Tuesday, July 19, 2011
Nevertheless, I think the Dakota people of Minnesota can make a case for what they lost. In 1862, nearly 150 years ago, they decided to rid themselves of the White people who were systematically taking their river valley land. They went, as White folks like to say, "on the warpath," leaving hundreds of Minnesota pioneers dead in a month-long rampage that was a bloody horror.
When finally the colonist's militia prevailed, White folks became the savages, sentencing 300+ Dakota warriors to hang. President Lincoln intervened and amended the list so that on December 26, 1862, only thirty-some hung in what is still the largest mass execution in American history. Hundreds of other Dakota--men, women, and children--were marched off to camps where that winter they suffered starvation and death. Many died. Most of those who survived were "resettled" in reservations in Nebraska and South Dakota.
What horrors the Dakota perpetuated on Minnesota pioneer families--and what they did was awful--has to be understood as an attempt to wrest back their homeland and their way of life from the hundreds of white settlers streaming into the Minnesota River valley they called home.
Waziyatawin, a Dakota scholar who uses her Dakota name, calls what happened "colonization, ethnic cleansing, and genocide." Furthermore, by using the United Nations' own definitions of those words, she creates a powerful case in a book I just read, What Does Justice Look Like? The Struggle for Liberation in Dakota Homeland. Her people, the Dakota people, suffered everything she claims they did.
But, given all of that, what does justice look like? Waziyatawin, who has a doctorate in history from Cornell University, frequently alludes to the story of European Jews, who were given a homeland in Palestine and encouraged to immigrate from all over Europe and Asia.
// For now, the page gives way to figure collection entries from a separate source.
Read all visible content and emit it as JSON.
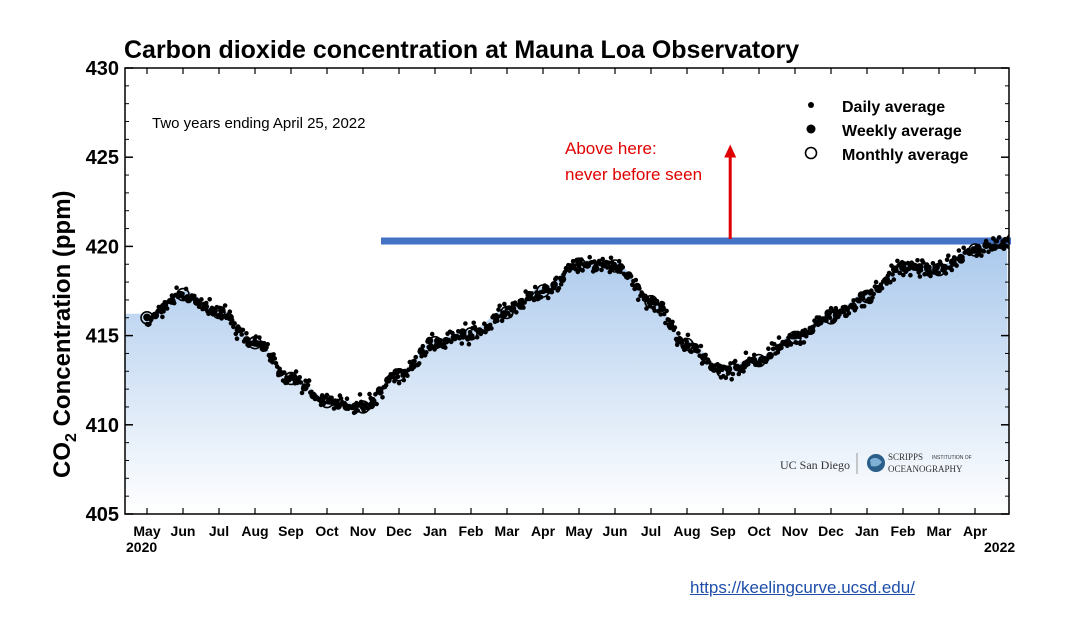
{
  "chart_data": {
    "type": "scatter",
    "title": "Carbon dioxide concentration at Mauna Loa Observatory",
    "subtitle": "Two years ending April 25, 2022",
    "ylabel_main": "CO",
    "ylabel_sub": "2",
    "ylabel_rest": " Concentration (ppm)",
    "ylim": [
      405,
      430
    ],
    "yticks": [
      "430",
      "425",
      "420",
      "415",
      "410",
      "405"
    ],
    "xticks": [
      "May",
      "Jun",
      "Jul",
      "Aug",
      "Sep",
      "Oct",
      "Nov",
      "Dec",
      "Jan",
      "Feb",
      "Mar",
      "Apr",
      "May",
      "Jun",
      "Jul",
      "Aug",
      "Sep",
      "Oct",
      "Nov",
      "Dec",
      "Jan",
      "Feb",
      "Mar",
      "Apr"
    ],
    "xtick_years": {
      "start": "2020",
      "end": "2022"
    },
    "legend": {
      "placement": "top-right",
      "items": [
        {
          "label": "Daily average",
          "marker": "small-dot"
        },
        {
          "label": "Weekly average",
          "marker": "large-dot"
        },
        {
          "label": "Monthly average",
          "marker": "open-circle"
        }
      ]
    },
    "threshold": {
      "value": 420.3,
      "color": "#4472c4",
      "start_month": 6.5,
      "end_month": 24
    },
    "annotation": {
      "line1": "Above here:",
      "line2": "never before seen",
      "color": "#e00000",
      "arrow_month": 16.2,
      "arrow_from": 420.3,
      "arrow_to": 425.6
    },
    "series": [
      {
        "name": "Monthly average",
        "x": [
          0,
          1,
          2,
          3,
          4,
          5,
          6,
          7,
          8,
          9,
          10,
          11,
          12,
          13,
          14,
          15,
          16,
          17,
          18,
          19,
          20,
          21,
          22,
          23,
          24
        ],
        "values": [
          416.0,
          417.3,
          416.3,
          414.6,
          412.6,
          411.3,
          411.0,
          412.8,
          414.6,
          415.1,
          416.3,
          417.5,
          419.0,
          418.9,
          416.9,
          414.5,
          413.0,
          413.6,
          414.9,
          416.0,
          417.2,
          418.8,
          418.7,
          419.8,
          420.2
        ]
      },
      {
        "name": "Daily average",
        "x": [],
        "values": []
      },
      {
        "name": "Weekly average",
        "x": [],
        "values": []
      }
    ],
    "background_fill": {
      "top_color": "#a9c8ec",
      "bottom_color": "#ffffff"
    }
  },
  "logos": {
    "ucsd": "UC San Diego",
    "scripps_line1": "SCRIPPS",
    "scripps_small": "INSTITUTION OF",
    "scripps_line2": "OCEANOGRAPHY"
  },
  "source": {
    "url": "https://keelingcurve.ucsd.edu/"
  }
}
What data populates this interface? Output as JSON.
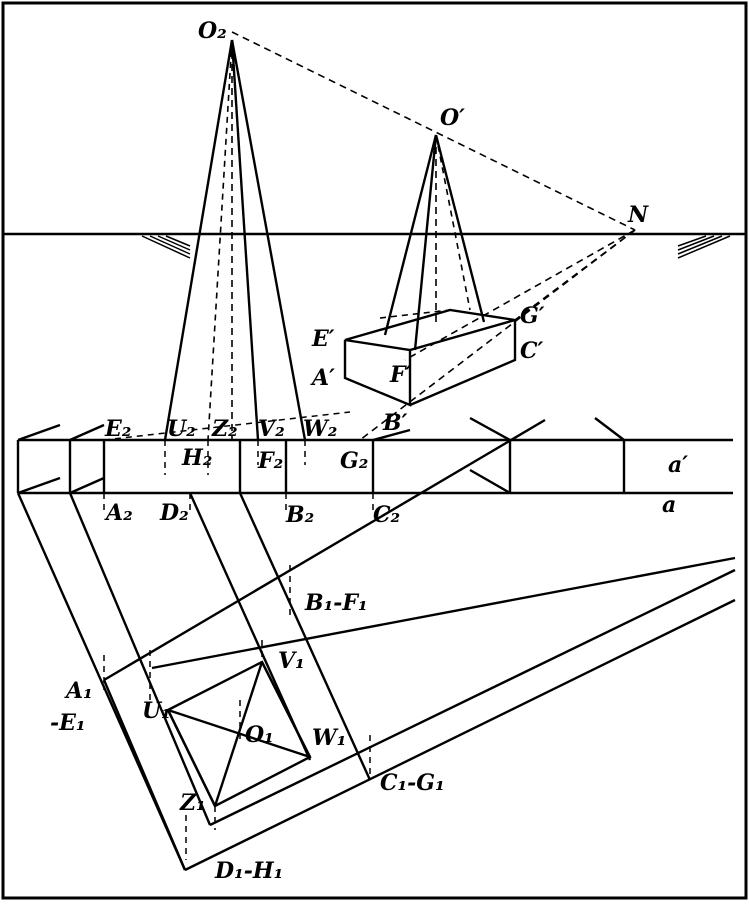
{
  "figure": {
    "labels": {
      "O2": "O₂",
      "O_prime": "O′",
      "N": "N",
      "E_prime": "E′",
      "A_prime": "A′",
      "F_prime": "F′",
      "B_prime": "B′",
      "G_prime": "G′",
      "C_prime": "C′",
      "E2": "E₂",
      "U2": "U₂",
      "Z2": "Z₂",
      "V2": "V₂",
      "W2": "W₂",
      "H2": "H₂",
      "F2": "F₂",
      "G2": "G₂",
      "A2": "A₂",
      "D2": "D₂",
      "B2": "B₂",
      "C2": "C₂",
      "a_prime": "a′",
      "a": "a",
      "B1F1": "B₁-F₁",
      "V1": "V₁",
      "A1": "A₁",
      "E1": "-E₁",
      "U1": "U₁",
      "O1": "O₁",
      "W1": "W₁",
      "C1G1": "C₁-G₁",
      "Z1": "Z₁",
      "D1H1": "D₁-H₁"
    }
  }
}
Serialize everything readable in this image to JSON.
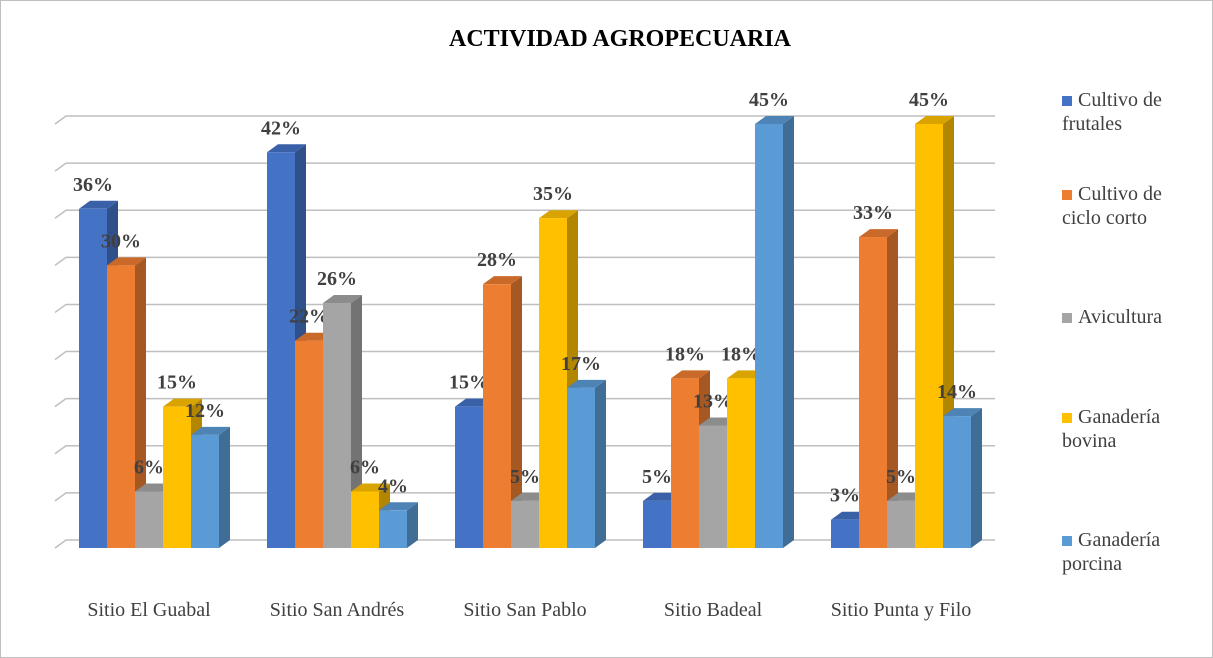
{
  "chart_data": {
    "type": "bar3d",
    "title": "ACTIVIDAD AGROPECUARIA",
    "categories": [
      "Sitio El Guabal",
      "Sitio San Andrés",
      "Sitio San Pablo",
      "Sitio Badeal",
      "Sitio Punta y Filo"
    ],
    "series": [
      {
        "name": "Cultivo de frutales",
        "color": "#4472c4",
        "values": [
          36,
          42,
          15,
          5,
          3
        ],
        "value_labels": [
          "36%",
          "42%",
          "15%",
          "5%",
          "3%"
        ]
      },
      {
        "name": "Cultivo de ciclo corto",
        "color": "#ed7d31",
        "values": [
          30,
          22,
          28,
          18,
          33
        ],
        "value_labels": [
          "30%",
          "22%",
          "28%",
          "18%",
          "33%"
        ]
      },
      {
        "name": "Avicultura",
        "color": "#a5a5a5",
        "values": [
          6,
          26,
          5,
          13,
          5
        ],
        "value_labels": [
          "6%",
          "26%",
          "5%",
          "13%",
          "5%"
        ]
      },
      {
        "name": "Ganadería bovina",
        "color": "#ffc000",
        "values": [
          15,
          6,
          35,
          18,
          45
        ],
        "value_labels": [
          "15%",
          "6%",
          "35%",
          "18%",
          "45%"
        ]
      },
      {
        "name": "Ganadería porcina",
        "color": "#5b9bd5",
        "values": [
          12,
          4,
          17,
          45,
          14
        ],
        "value_labels": [
          "12%",
          "4%",
          "17%",
          "45%",
          "14%"
        ]
      }
    ],
    "ylim": [
      0,
      45
    ],
    "yticks": [
      0,
      5,
      10,
      15,
      20,
      25,
      30,
      35,
      40,
      45
    ],
    "grid": true,
    "legend": "right"
  }
}
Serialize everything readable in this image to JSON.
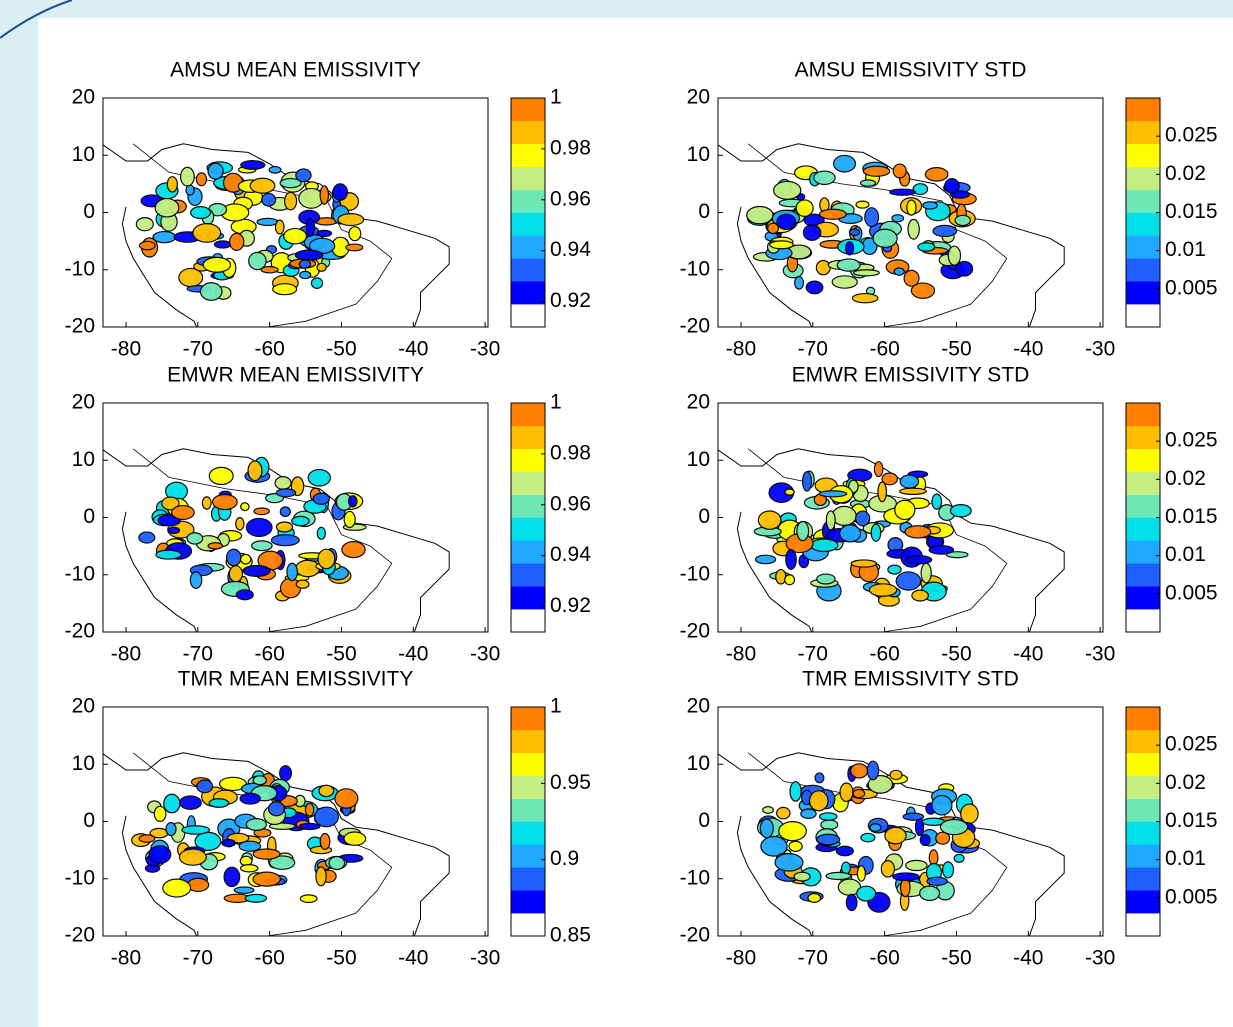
{
  "chart_data": [
    {
      "type": "contour",
      "title": "AMSU MEAN EMISSIVITY",
      "xlim": [
        -83.2,
        -29.6
      ],
      "xticks": [
        -80,
        -70,
        -60,
        -50,
        -40,
        -30
      ],
      "ylim": [
        -20,
        20
      ],
      "yticks": [
        -20,
        -10,
        0,
        10,
        20
      ],
      "colorbar": {
        "lim": [
          0.91,
          1
        ],
        "ticks": [
          0.92,
          0.94,
          0.96,
          0.98,
          1
        ],
        "colors": [
          "#ffffff",
          "#0000ff",
          "#1f5fff",
          "#1fa8ff",
          "#00e0e8",
          "#6fe8b8",
          "#c4ee80",
          "#ffff00",
          "#ffbf00",
          "#ff8000"
        ]
      }
    },
    {
      "type": "contour",
      "title": "AMSU EMISSIVITY STD",
      "xlim": [
        -83.2,
        -29.6
      ],
      "xticks": [
        -80,
        -70,
        -60,
        -50,
        -40,
        -30
      ],
      "ylim": [
        -20,
        20
      ],
      "yticks": [
        -20,
        -10,
        0,
        10,
        20
      ],
      "colorbar": {
        "lim": [
          0,
          0.03
        ],
        "ticks": [
          0.005,
          0.01,
          0.015,
          0.02,
          0.025
        ],
        "colors": [
          "#ffffff",
          "#0000ff",
          "#1f5fff",
          "#1fa8ff",
          "#00e0e8",
          "#6fe8b8",
          "#c4ee80",
          "#ffff00",
          "#ffbf00",
          "#ff8000"
        ]
      }
    },
    {
      "type": "contour",
      "title": "EMWR MEAN EMISSIVITY",
      "xlim": [
        -83.2,
        -29.6
      ],
      "xticks": [
        -80,
        -70,
        -60,
        -50,
        -40,
        -30
      ],
      "ylim": [
        -20,
        20
      ],
      "yticks": [
        -20,
        -10,
        0,
        10,
        20
      ],
      "colorbar": {
        "lim": [
          0.91,
          1
        ],
        "ticks": [
          0.92,
          0.94,
          0.96,
          0.98,
          1
        ],
        "colors": [
          "#ffffff",
          "#0000ff",
          "#1f5fff",
          "#1fa8ff",
          "#00e0e8",
          "#6fe8b8",
          "#c4ee80",
          "#ffff00",
          "#ffbf00",
          "#ff8000"
        ]
      }
    },
    {
      "type": "contour",
      "title": "EMWR EMISSIVITY STD",
      "xlim": [
        -83.2,
        -29.6
      ],
      "xticks": [
        -80,
        -70,
        -60,
        -50,
        -40,
        -30
      ],
      "ylim": [
        -20,
        20
      ],
      "yticks": [
        -20,
        -10,
        0,
        10,
        20
      ],
      "colorbar": {
        "lim": [
          0,
          0.03
        ],
        "ticks": [
          0.005,
          0.01,
          0.015,
          0.02,
          0.025
        ],
        "colors": [
          "#ffffff",
          "#0000ff",
          "#1f5fff",
          "#1fa8ff",
          "#00e0e8",
          "#6fe8b8",
          "#c4ee80",
          "#ffff00",
          "#ffbf00",
          "#ff8000"
        ]
      }
    },
    {
      "type": "contour",
      "title": "TMR MEAN EMISSIVITY",
      "xlim": [
        -83.2,
        -29.6
      ],
      "xticks": [
        -80,
        -70,
        -60,
        -50,
        -40,
        -30
      ],
      "ylim": [
        -20,
        20
      ],
      "yticks": [
        -20,
        -10,
        0,
        10,
        20
      ],
      "colorbar": {
        "lim": [
          0.85,
          1
        ],
        "ticks": [
          0.85,
          0.9,
          0.95,
          1
        ],
        "colors": [
          "#ffffff",
          "#0000ff",
          "#1f5fff",
          "#1fa8ff",
          "#00e0e8",
          "#6fe8b8",
          "#c4ee80",
          "#ffff00",
          "#ffbf00",
          "#ff8000"
        ]
      }
    },
    {
      "type": "contour",
      "title": "TMR EMISSIVITY STD",
      "xlim": [
        -83.2,
        -29.6
      ],
      "xticks": [
        -80,
        -70,
        -60,
        -50,
        -40,
        -30
      ],
      "ylim": [
        -20,
        20
      ],
      "yticks": [
        -20,
        -10,
        0,
        10,
        20
      ],
      "colorbar": {
        "lim": [
          0,
          0.03
        ],
        "ticks": [
          0.005,
          0.01,
          0.015,
          0.02,
          0.025
        ],
        "colors": [
          "#ffffff",
          "#0000ff",
          "#1f5fff",
          "#1fa8ff",
          "#00e0e8",
          "#6fe8b8",
          "#c4ee80",
          "#ffff00",
          "#ffbf00",
          "#ff8000"
        ]
      }
    }
  ]
}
She thinks the Dakota in diaspora, wherever they are, should also be given a homeland, a place for them to return to their own culture in Minnesota's vast government lands.
Years ago, I heard a Lakota Christian preacher talk about doing something, somehow, about America's "original sin." I'm a Calvinist. I had to chuckle a bit as his use of the term because what he meant was that American's "original sin" was what had been done to his Native people. America was in decline, he said--abortion, gay marriage, the whole litany of woes--because it hadn't come to grips with its own "original sin." Until it did--until it recognized what it did to Native peoples--the country couldn't be blessed.
So White folks will just go on calling their world Sioux Center and Sioux County and Siouxland, when there isn't a trace of Sioux culture within miles. Maybe we ought to tag the area "Whiteland" instead of Siouxland.